Moving into 2026, the European payments industry is monitoring the progress of the Financial Data Access (FiDA) Regulation, which builds on the open banking framework established in the revised Payment Services Directive (PSD2) to establish a regime for open finance across the EU.
Although phased implementation is scheduled for 2027, 2026 will be decisive for operational and strategic readiness.
FiDA aims to give consumers and firms greater control over financial data, while embedding data governance, security, and operational resilience into the core of new business models. For compliance teams, this signals a shift from policy monitoring to preparatory execution.
Early assessment and licensing
FiDA will apply to a range of entities when acting as data holders or data users, including payment and electronic money institutions, crypto-asset service providers (CASPs) and issuers of asset-referenced tokens (ARTs).
It will establish the category of “financial information services provider” (FISP), an entity authorised under Article 14 to access customer data to provide financial services. This aims to ensure that only trusted and secure providers can access and process customer data.

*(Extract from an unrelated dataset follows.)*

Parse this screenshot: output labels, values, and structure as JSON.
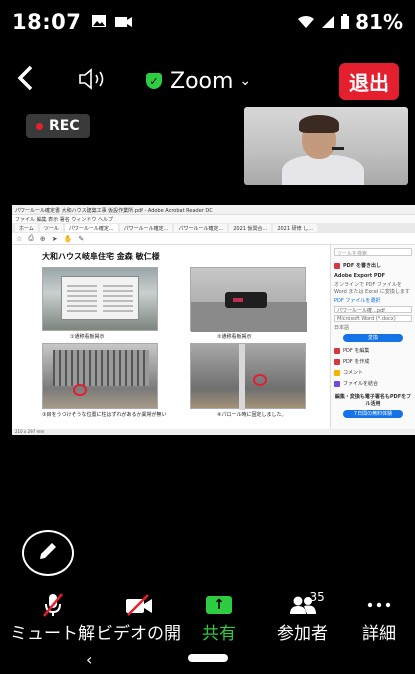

New entrants would need to apply for a licence (at an estimated cost of around €18.5m) and comply with operational resilience and cybersecurity requirements.
In 2026, firms should assess commercial viability, map governance gaps and begin early-stage data strategy planning to ensure readiness for licensing and operational compliance.
Operational and supervisory implications
FiDA sits within the EU’s broader digital strategy, aligning with the General Data Protection Regulation (GDPR) and building on the Data Act, which became applicable as of September 12, 2025.
Complying with FiDA will be a significant undertaking: providing customers with their data immediately, free of charge, continuously and in real time upon request, but also securely, could be costly and resource-intensive.
A central element of FiDA is the establishment of financial data-sharing schemes, which will define technical standards, interfaces, protocols and authentication. Participation will be effectively mandatory, creating a supervisory expectation that firms not only comply but actively engage to shape interoperability rules.
Dashboards for customer permissions will reinforce accountability and transparency. Firms should develop communication programmes to ensure consumers understand their rights, anticipating supervisory assessment of both process and consumer outcomes.
Strategic and compliance foresight
Although the text of the regulation is not yet finalised, the scale of the compliance challenge means financial institutions should begin preparing in 2026. This includes mapping data flows to identify where interoperability gaps may arise.
The regulation includes wide administrative sanctions for non-compliance, including financial penalties of up to 2 percent of total turnover, suspension of a licences and supervisory censure, whereas proactive engagement offers a strategic advantage by embedding operational resilience, shaping technical standards, and building trust ahead of the 2027 rollout.